HALLAZGOS Y REACCIONES
Laura Woldenberg reveló que uno de los descubrimientos en la investigación es la historia falsa que Juana Barraza se creó de sí misma, pues hizo a un personaje, una luchadora profesional bajo el seudónimo de La dama del silencio, que al parecer nunca luchó, a pesar de tener su traje, su póster, un llavero con su nombre y fotos con otros luchadores.
Fue de los hallazgos que tuvimos. Nunca imaginamos que no había sido luchadora. Me acuerdo cuando María José me habló y me dijo: ‘estoy saliendo de la Arena San Juan y ya hablé con un montón de gente y nunca fue luchadora’. Y entonces, se buscó en medios de lucha a ver si alguien tenía registro. Fue una creación de personaje que le salió perfecta, porque además logró engañar a las autoridades, que es lo que más nos sorprendió. Fue una construcción esto de (la luchadora) La dama del silencio. Eso sí fue una sorpresa”, detalló.

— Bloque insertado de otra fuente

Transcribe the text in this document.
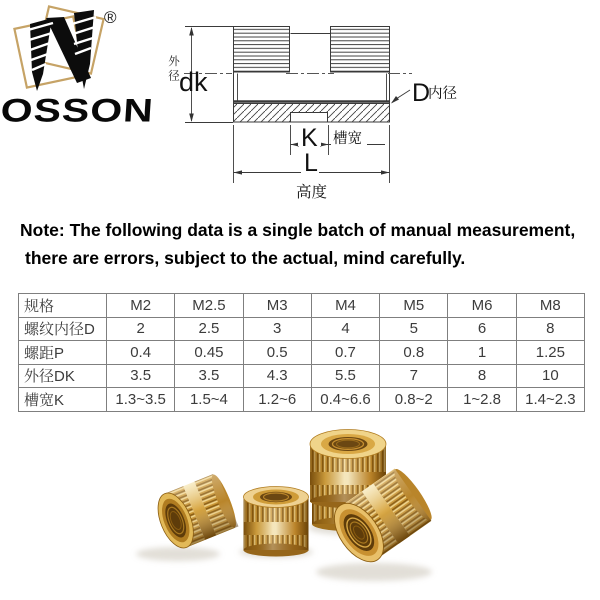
®
OSSON
外径 dk	D
内径
K 槽宽
L
高度
Note: The following data is a single batch of manual measurement,
there are errors, subject to the actual, mind carefully.
规格	M2	M2.5	M3	M4	M5	M6	M8
螺纹内径D	2	2.5	3	4	5	6	8
螺距P	0.4	0.45	0.5	0.7	0.8	1	1.25
外径DK	3.5	3.5	4.3	5.5	7	8	10
槽宽K	1.3~3.5	1.5~4	1.2~6	0.4~6.6	0.8~2	1~2.8	1.4~2.3
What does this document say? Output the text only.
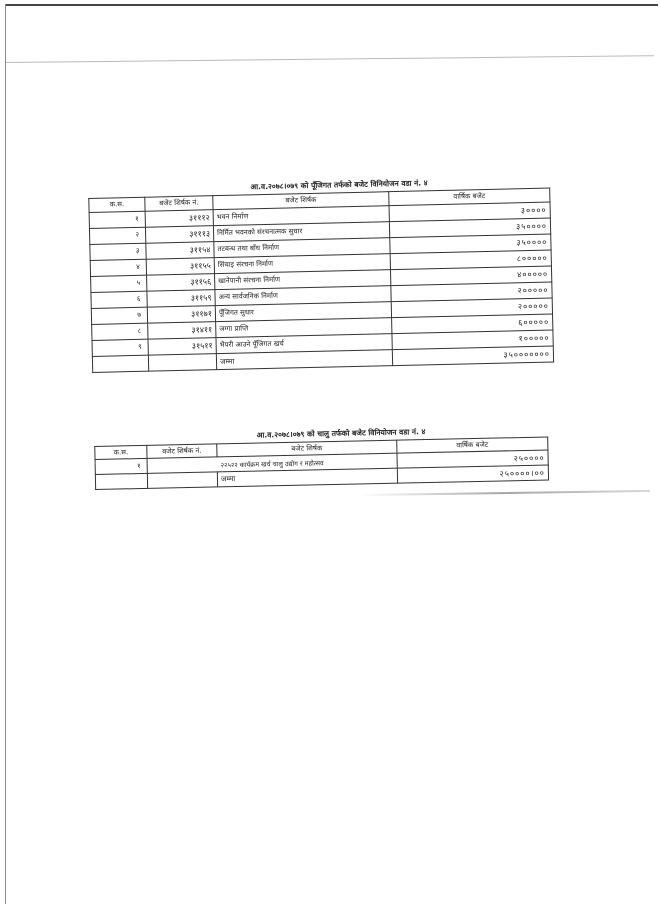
आ.व.२०७८।०७९ को पूँजिगत तर्फको बजेट विनियोजन वडा नं. ४
क.स.	बजेट शिर्षक नं.	बजेट शिर्षक	वार्षिक बजेट
१	३१११२	भवन निर्माण	३००००
२	३१११३	निर्मित भवनको संरचनात्मक सुधार	३५००००
३	३११५४	तटबन्ध तथा बाँध निर्माण	३५००००
४	३११५५	सिंचाइ संरचना निर्माण	८०००००
५	३११५६	खानेपानी संरचना निर्माण	४०००००
६	३११५९	अन्य सार्वजनिक निर्माण	२०००००
७	३११७१	पूँजिगत सुधार	२०००००
८	३१४११	जग्गा प्राप्ति	६०००००
९	३१५११	भैपरी आउने पूँजिगत खर्च	१०००००
		जम्मा	३५०००००००
आ.व.२०७८।०७९ को चालु तर्फको बजेट विनियोजन वडा नं. ४
क.स.	बजेट शिर्षक नं.	बजेट शिर्षक	वार्षिक बजेट
१	२२५२२ कार्यक्रम खर्च चालु उद्योग र महोत्सव		२५००००
		जम्मा	२५००००।००
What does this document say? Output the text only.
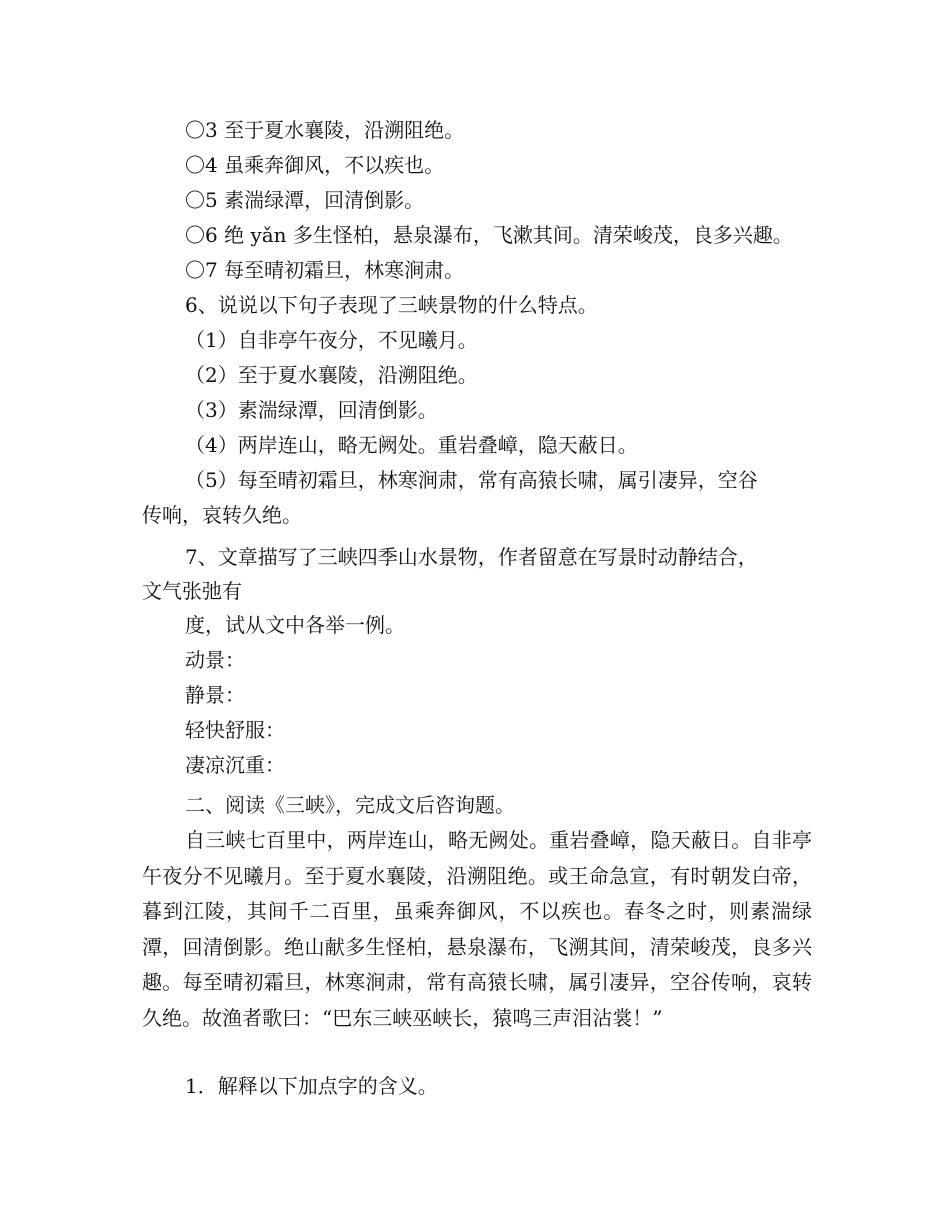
〇3 至于夏水襄陵，沿溯阻绝。
〇4 虽乘奔御风，不以疾也。
〇5 素湍绿潭，回清倒影。
〇6 绝 yǎn 多生怪柏，悬泉瀑布，飞漱其间。清荣峻茂，良多兴趣。
〇7 每至晴初霜旦，林寒涧肃。
6、说说以下句子表现了三峡景物的什么特点。
（1）自非亭午夜分，不见曦月。
（2）至于夏水襄陵，沿溯阻绝。
（3）素湍绿潭，回清倒影。
（4）两岸连山，略无阙处。重岩叠嶂，隐天蔽日。
（5）每至晴初霜旦，林寒涧肃，常有高猿长啸，属引凄异，空谷
传响，哀转久绝。
7、文章描写了三峡四季山水景物，作者留意在写景时动静结合，
文气张弛有
度，试从文中各举一例。
动景：
静景：
轻快舒服：
凄凉沉重：
二、阅读《三峡》，完成文后咨询题。
自三峡七百里中，两岸连山，略无阙处。重岩叠嶂，隐天蔽日。自非亭午夜分不见曦月。至于夏水襄陵，沿溯阻绝。或王命急宣，有时朝发白帝，暮到江陵，其间千二百里，虽乘奔御风，不以疾也。春冬之时，则素湍绿潭，回清倒影。绝山献多生怪柏，悬泉瀑布，飞溯其间，清荣峻茂，良多兴趣。每至晴初霜旦，林寒涧肃，常有高猿长啸，属引凄异，空谷传响，哀转久绝。故渔者歌曰：“巴东三峡巫峡长，猿鸣三声泪沾裳！”
1．解释以下加点字的含义。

El documental, aunque está inserto en las producciones de true crimen, tiene un humor involuntario de los personajes, al mostrar cómo opera la justicia mexicana.
“Hablaron las autoridades de manera muy transparente, con personajes que hicieron una buena labor y una no tan buena. Hay momentos muy trágicos y dolorosos, pero luego hay otros de humor involuntario. El espectador vive diferentes emociones en el documental y uno de los retos fue poder equilibrar eso, para que fuera respetuoso hacia las víctimas”, concluyó Woldenberg.